B0441
Title: A python package for Bayesian experiment design and is application in physics experiments
Authors: Robert D McMichael - National Institute of Standards and Technology (United States) [presenting]
Abstract: The python package optbayesexpt implements optimal Bayesian experiment design for parameter estimation. A \textit{runs good} philosophy emphasizes ease of programming, minimal demand for statistical know-how, and fast-enough execution for automation of laboratory experiments. In the code, a particle filter with typ. $10^4$ particles represents the distribution of a handful of model parameters, and design setting values are chosen from a few hundred possibilities. The challenging computation of the Kullback-Liebler utility $U(d)$ is avoided using a pseudo-utility $U^*(d)$ that requires only 1D variances of forecast result distributions. Further, sampling noise is eliminated by using a single set of parameter samples to compute pseudo-utility for all candidate settings. In each measurement epoch, calculations of setting selection, likelihood of measured data, and Bayesian inference together typically require $\approx$ 10 ms of computation time.
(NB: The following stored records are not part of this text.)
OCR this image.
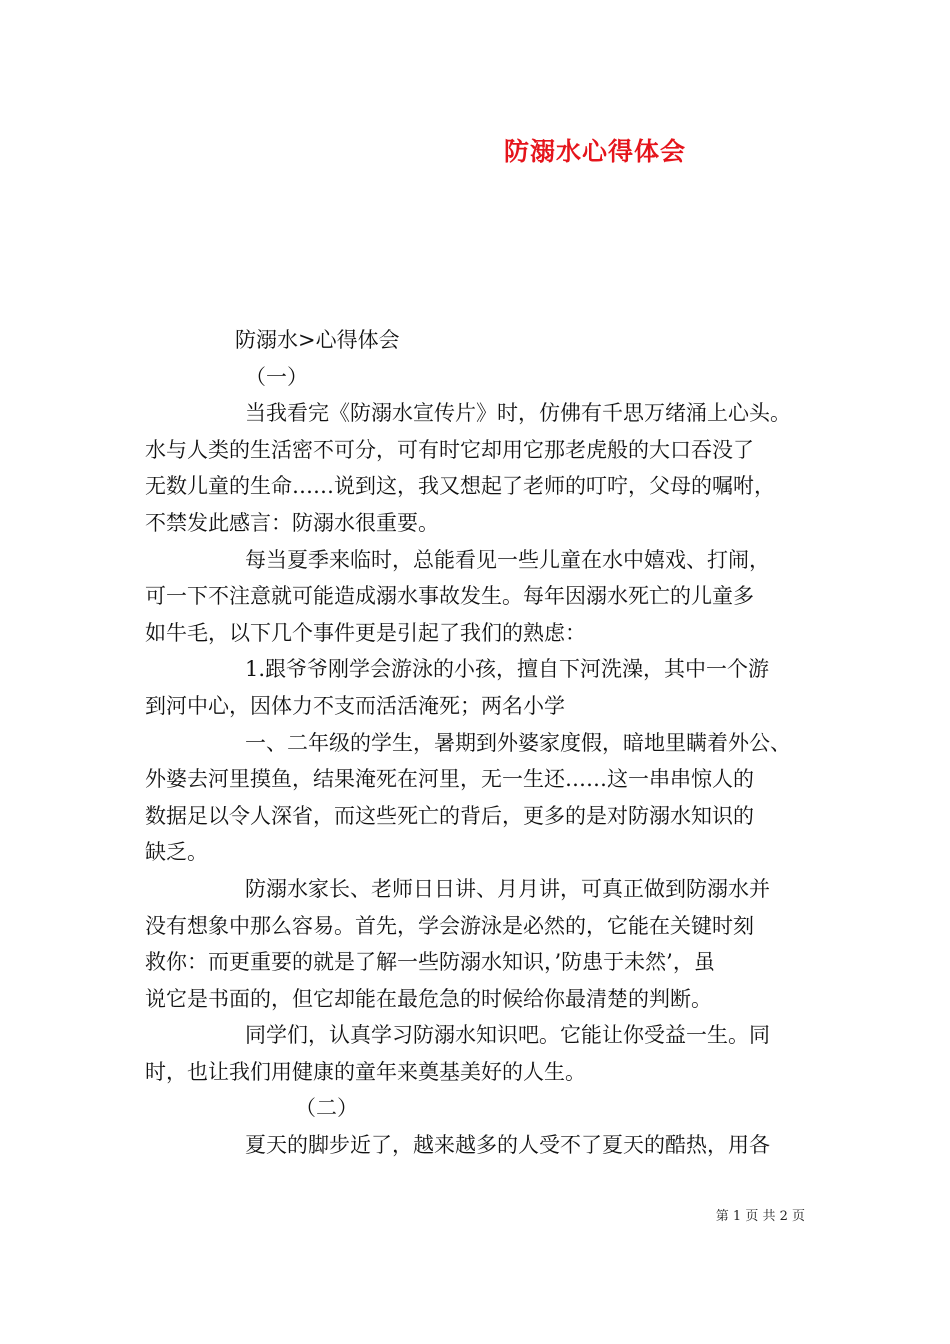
防溺水心得体会
防溺水>心得体会
（一）
当我看完《防溺水宣传片》时，仿佛有千思万绪涌上心头。
水与人类的生活密不可分，可有时它却用它那老虎般的大口吞没了
无数儿童的生命……说到这，我又想起了老师的叮咛，父母的嘱咐，
不禁发此感言：防溺水很重要。
每当夏季来临时，总能看见一些儿童在水中嬉戏、打闹，
可一下不注意就可能造成溺水事故发生。每年因溺水死亡的儿童多
如牛毛，以下几个事件更是引起了我们的熟虑：
1.跟爷爷刚学会游泳的小孩，擅自下河洗澡，其中一个游
到河中心，因体力不支而活活淹死；两名小学
一、二年级的学生，暑期到外婆家度假，暗地里瞒着外公、
外婆去河里摸鱼，结果淹死在河里，无一生还……这一串串惊人的
数据足以令人深省，而这些死亡的背后，更多的是对防溺水知识的
缺乏。
防溺水家长、老师日日讲、月月讲，可真正做到防溺水并
没有想象中那么容易。首先，学会游泳是必然的，它能在关键时刻
救你：而更重要的就是了解一些防溺水知识，’防患于未然’，虽
说它是书面的，但它却能在最危急的时候给你最清楚的判断。
同学们，认真学习防溺水知识吧。它能让你受益一生。同
时，也让我们用健康的童年来奠基美好的人生。
（二）
夏天的脚步近了，越来越多的人受不了夏天的酷热，用各
第 1 页 共 2 页
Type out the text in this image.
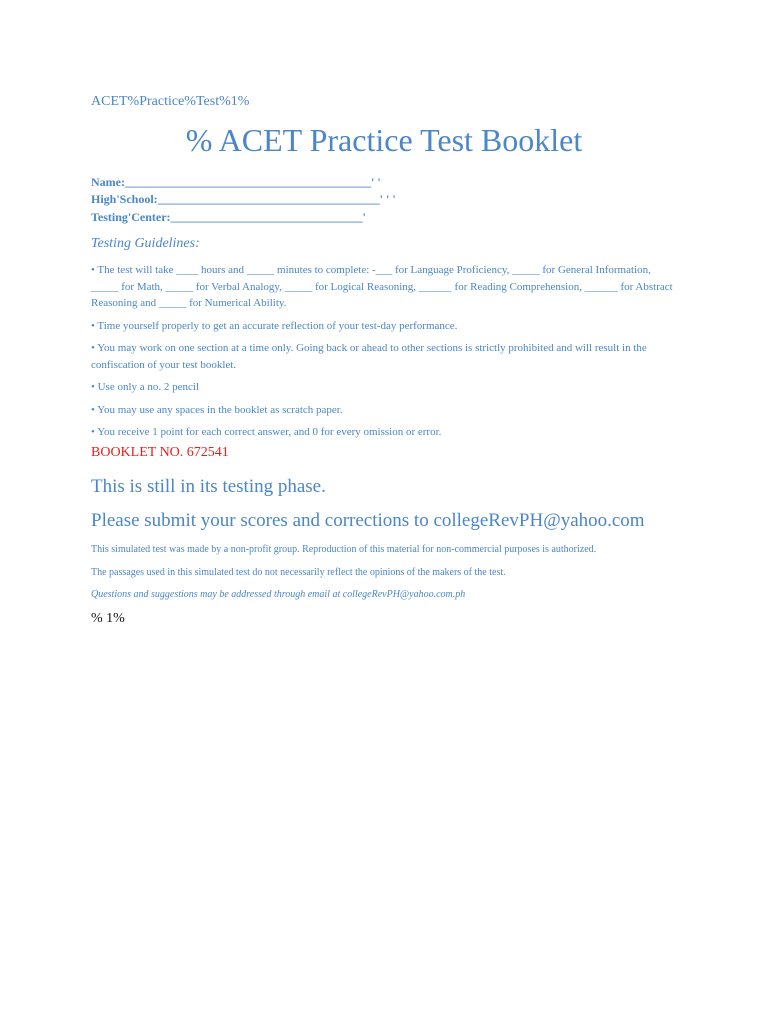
ACET%Practice%Test%1%
% ACET Practice Test Booklet
Name:_________________________________________' '
High'School:_____________________________________' ' '
Testing'Center:________________________________'
Testing Guidelines:

• The test will take ____ hours and _____ minutes to complete: -___ for Language Proficiency, _____ for General Information, _____ for Math, _____ for Verbal Analogy, _____ for Logical Reasoning, ______ for Reading Comprehension, ______ for Abstract Reasoning and _____ for Numerical Ability.

• Time yourself properly to get an accurate reflection of your test-day performance.

• You may work on one section at a time only. Going back or ahead to other sections is strictly prohibited and will result in the confiscation of your test booklet.

• Use only a no. 2 pencil

• You may use any spaces in the booklet as scratch paper.

• You receive 1 point for each correct answer, and 0 for every omission or error.

BOOKLET NO. 672541
This is still in its testing phase.
Please submit your scores and corrections to collegeRevPH@yahoo.com
This simulated test was made by a non-profit group. Reproduction of this material for non-commercial purposes is authorized.
The passages used in this simulated test do not necessarily reflect the opinions of the makers of the test.
Questions and suggestions may be addressed through email at collegeRevPH@yahoo.com.ph
% 1%
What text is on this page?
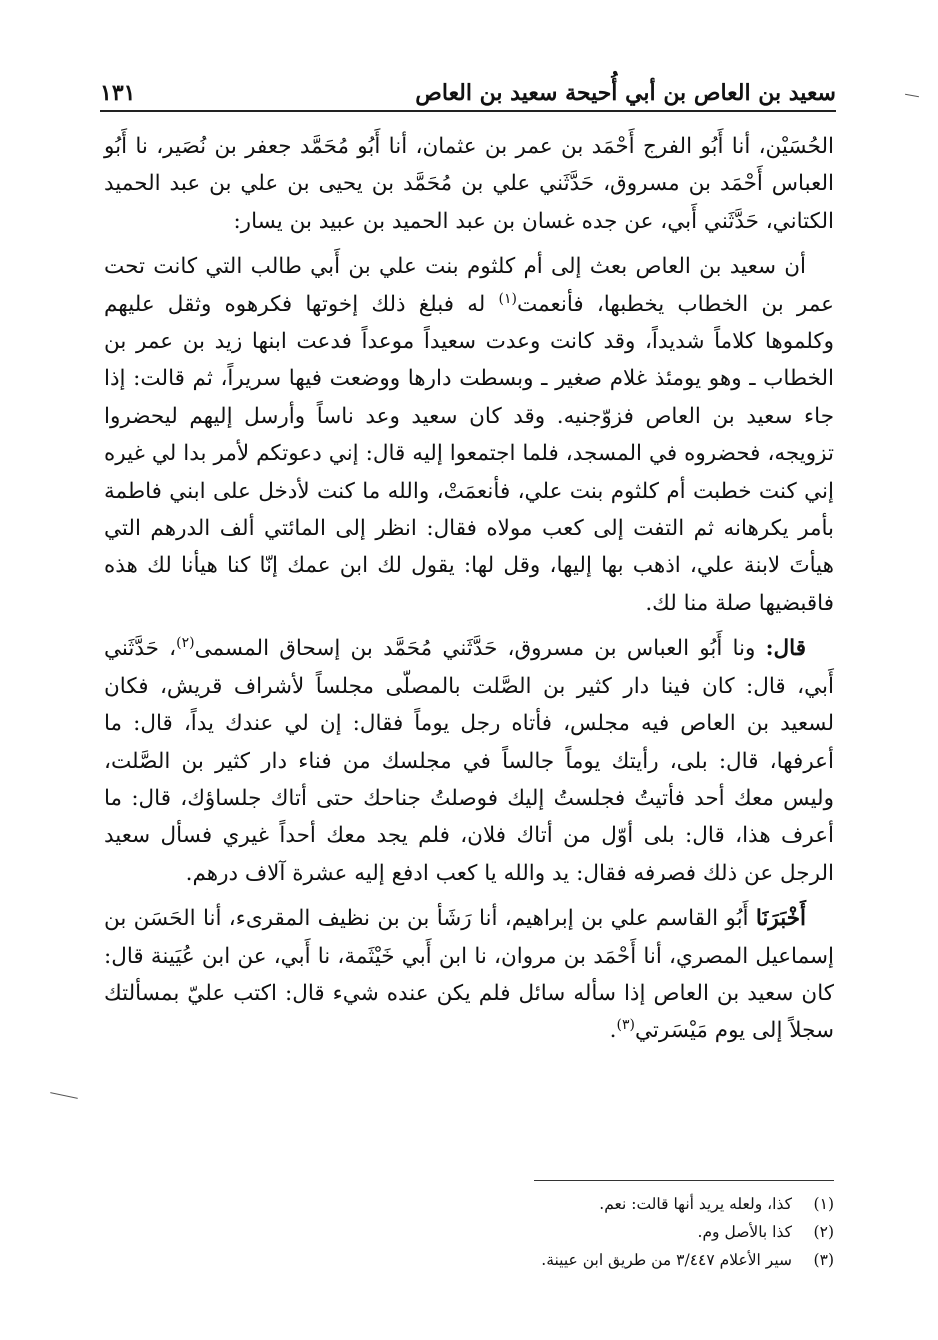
سعيد بن العاص بن أبي أُحيحة سعيد بن العاص
١٣١

الحُسَيْن، أنا أَبُو الفرج أَحْمَد بن عمر بن عثمان، أنا أَبُو مُحَمَّد جعفر بن نُصَير، نا أَبُو العباس أَحْمَد بن مسروق، حَدَّثَني علي بن مُحَمَّد بن يحيى بن علي بن عبد الحميد الكتاني، حَدَّثَني أَبي، عن جده غسان بن عبد الحميد بن عبيد بن يسار:

أن سعيد بن العاص بعث إلى أم كلثوم بنت علي بن أَبي طالب التي كانت تحت عمر بن الخطاب يخطبها، فأنعمت$^{(١)}$ له فبلغ ذلك إخوتها فكرهوه وثقل عليهم وكلموها كلاماً شديداً، وقد كانت وعدت سعيداً موعداً فدعت ابنها زيد بن عمر بن الخطاب ـ وهو يومئذ غلام صغير ـ وبسطت دارها ووضعت فيها سريراً، ثم قالت: إذا جاء سعيد بن العاص فزوّجنيه. وقد كان سعيد وعد ناساً وأرسل إليهم ليحضروا تزويجه، فحضروه في المسجد، فلما اجتمعوا إليه قال: إني دعوتكم لأمر بدا لي غيره إني كنت خطبت أم كلثوم بنت علي، فأنعمَتْ، والله ما كنت لأدخل على ابني فاطمة بأمر يكرهانه ثم التفت إلى كعب مولاه فقال: انظر إلى المائتي ألف الدرهم التي هيأتَ لابنة علي، اذهب بها إليها، وقل لها: يقول لك ابن عمك إنّا كنا هيأنا لك هذه فاقبضيها صلة منا لك.

قال: ونا أَبُو العباس بن مسروق، حَدَّثَني مُحَمَّد بن إسحاق المسمى$^{(٢)}$، حَدَّثَني أَبي، قال: كان فينا دار كثير بن الصَّلت بالمصلّى مجلساً لأشراف قريش، فكان لسعيد بن العاص فيه مجلس، فأتاه رجل يوماً فقال: إن لي عندك يداً، قال: ما أعرفها، قال: بلى، رأيتك يوماً جالساً في مجلسك من فناء دار كثير بن الصَّلت، وليس معك أحد فأتيتُ فجلستُ إليك فوصلتُ جناحك حتى أتاك جلساؤك، قال: ما أعرف هذا، قال: بلى أوّل من أتاك فلان، فلم يجد معك أحداً غيري فسأل سعيد الرجل عن ذلك فصرفه فقال: يد والله يا كعب ادفع إليه عشرة آلاف درهم.

أَخْبَرَنَا أَبُو القاسم علي بن إبراهيم، أنا رَشَأ بن بن نظيف المقرىء، أنا الحَسَن بن إسماعيل المصري، أنا أَحْمَد بن مروان، نا ابن أَبي خَيْثَمة، نا أَبي، عن ابن عُيَينة قال: كان سعيد بن العاص إذا سأله سائل فلم يكن عنده شيء قال: اكتب عليّ بمسألتك سجلاً إلى يوم مَيْسَرتي$^{(٣)}$.

(١)
كذا، ولعله يريد أنها قالت: نعم.
(٢)
كذا بالأصل وم.
(٣)
سير الأعلام ٣/٤٤٧ من طريق ابن عيينة.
The optbayesexpt package is provided with eight example scripts and an interface module for communication with popular instrument control languages. In a laboratory demonstration, automated design with optbayesexpt reduced measurement time by a factor of 60 in magnetic resonance experiments. In simulations of Ramsey measurements (the canonical quantum measurement of energy differences), optbayesexpt outperformed published protocols.